Question: I am 67 and currently receive an annual state pension income of around £11,000, plus an extra £15,000 a year from my private pension. I already pay some tax on my pension but I wondered if this was likely to go up under a Labour government? There were many warnings about “Labour’s retirement tax” during the election campaign, so I’m assuming the answer is yes!

Answer: Based on the plans set out in Labour’s manifesto, the answer is likely to be yes, although it’s worth taking a bit of time to explain exactly why that is.

It’s all to do with income tax bands. While pension income is not subject to national insurance, it is subject to income tax in exactly the same way as salaries of working people are.

In the current tax year (2024/25), the personal allowance, below which you pay 0 per cent income tax, is set at £12,570. Earnings between £12,570 and £50,270 are taxed at 20 per cent (the “basic” rate of income tax), while earnings between £50,270 and £125,140 are taxed at 40 per cent (the “higher” rate). Earnings above £125,140 are taxed at 45 per cent (the “additional” rate). Income tax rates and bands are different in Scotland.

Anyone with “adjusted net income” above £100,000 also has their personal allowance reduced. Under the rules, for every £2 of adjusted net income you receive, your personal allowance is lowered to £1 – meaning someone with adjusted net income of £125,140 or more receives no personal allowance.

Since 2022/23, these income tax bands have been frozen, meaning millions of people have seen their annual tax bills drift north as their earnings or pension payments have risen. Had tax bands risen in line with inflation, the personal allowance would be worth just over £15,000 this year and the higher-rate threshold would sit at just over £60,000. As it is, people are paying more tax than they otherwise would have, thanks to the freeze.

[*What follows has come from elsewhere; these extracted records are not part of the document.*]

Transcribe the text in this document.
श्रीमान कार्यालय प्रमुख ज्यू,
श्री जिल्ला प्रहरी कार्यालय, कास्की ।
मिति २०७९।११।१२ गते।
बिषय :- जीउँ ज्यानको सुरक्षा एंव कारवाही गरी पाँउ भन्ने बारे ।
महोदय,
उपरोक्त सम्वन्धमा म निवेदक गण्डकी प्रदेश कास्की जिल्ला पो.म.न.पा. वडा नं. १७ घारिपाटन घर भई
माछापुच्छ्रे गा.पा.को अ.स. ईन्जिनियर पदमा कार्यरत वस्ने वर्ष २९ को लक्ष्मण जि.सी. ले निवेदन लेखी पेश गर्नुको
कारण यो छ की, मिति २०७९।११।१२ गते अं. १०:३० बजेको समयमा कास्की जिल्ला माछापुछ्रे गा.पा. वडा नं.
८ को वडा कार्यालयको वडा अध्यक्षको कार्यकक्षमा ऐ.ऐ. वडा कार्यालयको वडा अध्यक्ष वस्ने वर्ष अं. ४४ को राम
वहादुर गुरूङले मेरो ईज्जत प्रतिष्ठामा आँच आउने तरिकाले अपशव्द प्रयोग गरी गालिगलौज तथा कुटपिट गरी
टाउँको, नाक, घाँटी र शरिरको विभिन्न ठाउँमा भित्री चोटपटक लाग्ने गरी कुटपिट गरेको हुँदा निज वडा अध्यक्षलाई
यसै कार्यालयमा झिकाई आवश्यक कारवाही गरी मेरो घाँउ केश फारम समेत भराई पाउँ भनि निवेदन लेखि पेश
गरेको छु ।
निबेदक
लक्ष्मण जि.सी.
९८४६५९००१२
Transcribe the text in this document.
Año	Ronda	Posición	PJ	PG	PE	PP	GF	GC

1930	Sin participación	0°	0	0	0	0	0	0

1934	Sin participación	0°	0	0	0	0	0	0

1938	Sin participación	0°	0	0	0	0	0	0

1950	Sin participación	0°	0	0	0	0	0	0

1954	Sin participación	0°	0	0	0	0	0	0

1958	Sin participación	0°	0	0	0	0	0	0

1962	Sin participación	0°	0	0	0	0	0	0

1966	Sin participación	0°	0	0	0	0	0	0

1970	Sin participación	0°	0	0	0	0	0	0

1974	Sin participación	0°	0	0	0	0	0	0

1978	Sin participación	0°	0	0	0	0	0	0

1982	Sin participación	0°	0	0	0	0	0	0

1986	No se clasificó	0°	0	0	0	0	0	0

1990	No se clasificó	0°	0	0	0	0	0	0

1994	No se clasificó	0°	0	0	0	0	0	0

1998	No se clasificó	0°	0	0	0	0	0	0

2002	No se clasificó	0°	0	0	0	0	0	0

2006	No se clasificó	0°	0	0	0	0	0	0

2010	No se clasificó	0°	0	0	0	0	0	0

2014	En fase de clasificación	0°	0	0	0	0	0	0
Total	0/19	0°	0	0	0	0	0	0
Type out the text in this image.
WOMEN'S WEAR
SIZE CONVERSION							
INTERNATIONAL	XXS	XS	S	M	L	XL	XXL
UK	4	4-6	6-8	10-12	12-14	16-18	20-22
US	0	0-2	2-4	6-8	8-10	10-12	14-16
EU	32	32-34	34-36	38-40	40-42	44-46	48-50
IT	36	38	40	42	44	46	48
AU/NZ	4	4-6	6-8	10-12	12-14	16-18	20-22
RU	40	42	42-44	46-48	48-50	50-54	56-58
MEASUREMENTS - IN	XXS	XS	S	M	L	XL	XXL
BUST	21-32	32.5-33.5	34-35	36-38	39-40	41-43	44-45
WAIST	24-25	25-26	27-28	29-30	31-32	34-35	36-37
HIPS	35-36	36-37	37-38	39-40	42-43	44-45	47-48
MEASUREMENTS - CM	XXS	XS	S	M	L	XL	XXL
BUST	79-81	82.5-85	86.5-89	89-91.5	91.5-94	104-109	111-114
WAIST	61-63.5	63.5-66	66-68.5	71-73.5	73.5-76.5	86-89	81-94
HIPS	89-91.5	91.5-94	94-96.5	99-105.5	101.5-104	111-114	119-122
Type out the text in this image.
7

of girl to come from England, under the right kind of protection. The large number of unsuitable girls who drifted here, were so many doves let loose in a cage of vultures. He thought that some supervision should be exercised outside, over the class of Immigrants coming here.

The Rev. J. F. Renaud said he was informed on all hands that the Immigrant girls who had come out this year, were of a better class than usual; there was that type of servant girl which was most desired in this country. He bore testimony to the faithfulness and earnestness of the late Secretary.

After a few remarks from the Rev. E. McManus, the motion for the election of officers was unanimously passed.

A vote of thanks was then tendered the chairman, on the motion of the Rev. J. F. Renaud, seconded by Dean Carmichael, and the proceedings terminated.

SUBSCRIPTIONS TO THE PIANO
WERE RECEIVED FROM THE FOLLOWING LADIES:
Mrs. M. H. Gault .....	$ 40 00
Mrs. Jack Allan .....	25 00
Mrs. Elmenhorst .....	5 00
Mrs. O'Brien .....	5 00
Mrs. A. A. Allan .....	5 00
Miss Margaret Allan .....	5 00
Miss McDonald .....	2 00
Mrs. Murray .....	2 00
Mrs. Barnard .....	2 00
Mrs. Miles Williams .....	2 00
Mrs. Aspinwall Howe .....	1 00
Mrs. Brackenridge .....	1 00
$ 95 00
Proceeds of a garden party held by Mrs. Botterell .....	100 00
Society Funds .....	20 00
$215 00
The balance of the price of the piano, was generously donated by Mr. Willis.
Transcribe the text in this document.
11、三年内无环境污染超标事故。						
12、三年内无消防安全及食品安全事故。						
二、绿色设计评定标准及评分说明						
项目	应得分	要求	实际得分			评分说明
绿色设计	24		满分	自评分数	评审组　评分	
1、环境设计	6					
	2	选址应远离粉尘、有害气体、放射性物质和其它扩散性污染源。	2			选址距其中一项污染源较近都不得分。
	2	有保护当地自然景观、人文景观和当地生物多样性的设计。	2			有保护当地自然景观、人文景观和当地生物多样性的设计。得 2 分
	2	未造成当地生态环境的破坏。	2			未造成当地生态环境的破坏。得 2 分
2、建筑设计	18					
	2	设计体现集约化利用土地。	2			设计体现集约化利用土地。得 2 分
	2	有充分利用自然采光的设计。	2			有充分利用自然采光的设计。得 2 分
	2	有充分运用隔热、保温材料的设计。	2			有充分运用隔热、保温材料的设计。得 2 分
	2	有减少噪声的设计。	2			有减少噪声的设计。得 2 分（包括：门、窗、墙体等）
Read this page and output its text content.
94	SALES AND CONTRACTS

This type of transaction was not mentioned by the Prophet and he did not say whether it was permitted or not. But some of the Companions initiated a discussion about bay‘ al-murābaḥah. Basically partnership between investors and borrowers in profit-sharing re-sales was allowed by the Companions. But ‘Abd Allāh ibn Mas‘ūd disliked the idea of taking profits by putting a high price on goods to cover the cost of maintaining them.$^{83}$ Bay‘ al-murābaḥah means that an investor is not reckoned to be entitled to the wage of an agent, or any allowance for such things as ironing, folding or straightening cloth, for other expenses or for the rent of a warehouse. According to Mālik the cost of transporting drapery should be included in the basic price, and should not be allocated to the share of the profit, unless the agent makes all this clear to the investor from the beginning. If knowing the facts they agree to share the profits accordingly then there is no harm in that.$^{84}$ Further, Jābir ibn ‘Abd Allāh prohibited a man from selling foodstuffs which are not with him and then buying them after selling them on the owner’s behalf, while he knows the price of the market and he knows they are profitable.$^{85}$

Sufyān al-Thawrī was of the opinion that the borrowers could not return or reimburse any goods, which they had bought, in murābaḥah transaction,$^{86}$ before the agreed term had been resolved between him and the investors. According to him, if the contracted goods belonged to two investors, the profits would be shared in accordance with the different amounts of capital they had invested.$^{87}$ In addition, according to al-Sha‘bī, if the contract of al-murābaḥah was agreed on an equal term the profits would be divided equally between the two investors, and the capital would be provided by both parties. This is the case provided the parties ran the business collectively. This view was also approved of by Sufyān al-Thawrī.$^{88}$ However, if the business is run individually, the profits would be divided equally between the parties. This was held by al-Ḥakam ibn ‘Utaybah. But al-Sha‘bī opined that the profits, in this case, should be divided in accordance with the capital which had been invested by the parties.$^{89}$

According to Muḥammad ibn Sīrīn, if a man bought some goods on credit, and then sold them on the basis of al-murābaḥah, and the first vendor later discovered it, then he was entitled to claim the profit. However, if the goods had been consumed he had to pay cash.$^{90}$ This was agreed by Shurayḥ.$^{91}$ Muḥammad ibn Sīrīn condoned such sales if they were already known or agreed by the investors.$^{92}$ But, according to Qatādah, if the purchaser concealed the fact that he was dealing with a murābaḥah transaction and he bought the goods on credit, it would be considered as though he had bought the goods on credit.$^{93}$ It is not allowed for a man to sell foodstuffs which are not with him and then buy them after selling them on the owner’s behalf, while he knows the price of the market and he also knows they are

The freeze in income tax bands has come at the same time as the triple lock has been ramping up the value of the state pension. As a reminder, the triple-lock promises to increase the state pension by the highest of average earnings growth, inflation or 2.5 per cent.

Back in 2022/23, the full new state pension was worth around £9,600 per year. In the current tax year, it is worth more than £11,500 a year, and with Labour having committed to the triple-lock for the rest of this Parliament, over the next few years the full new state pension is set to exceed the £12,570 personal allowance – meaning those just in receipt of this benefit alone would pay income tax on it.

The Conservatives pledged to introduce the triple lock plus in response to this, which would have meant the personal allowance of pensioners was increased to at least the level of the full state pension. Labour has made no such promise, hence the warnings during the election campaign about their plans to introduce a “retirement tax”.

It’s important to put this in context. The income tax bills of everyone, including pensioners, had already been rising in recent years as a result of the freeze on income tax bands.

This was an inevitable consequence of the policy, particularly as rampant inflation pushed up living costs. While the Conservatives’ triple lock plus proposal would have reduced the income tax bills of pensioners, the freezing of other allowances would have been working in the other direction.

But it is the case that, as long as tax bands remain frozen and the state pension triple-lock policy maintained, the state pension will creep ever closer to that personal allowance tax threshold. And the freezing of income tax bands will inevitably lead to millions more people – both workers and retirees – facing higher tax bills.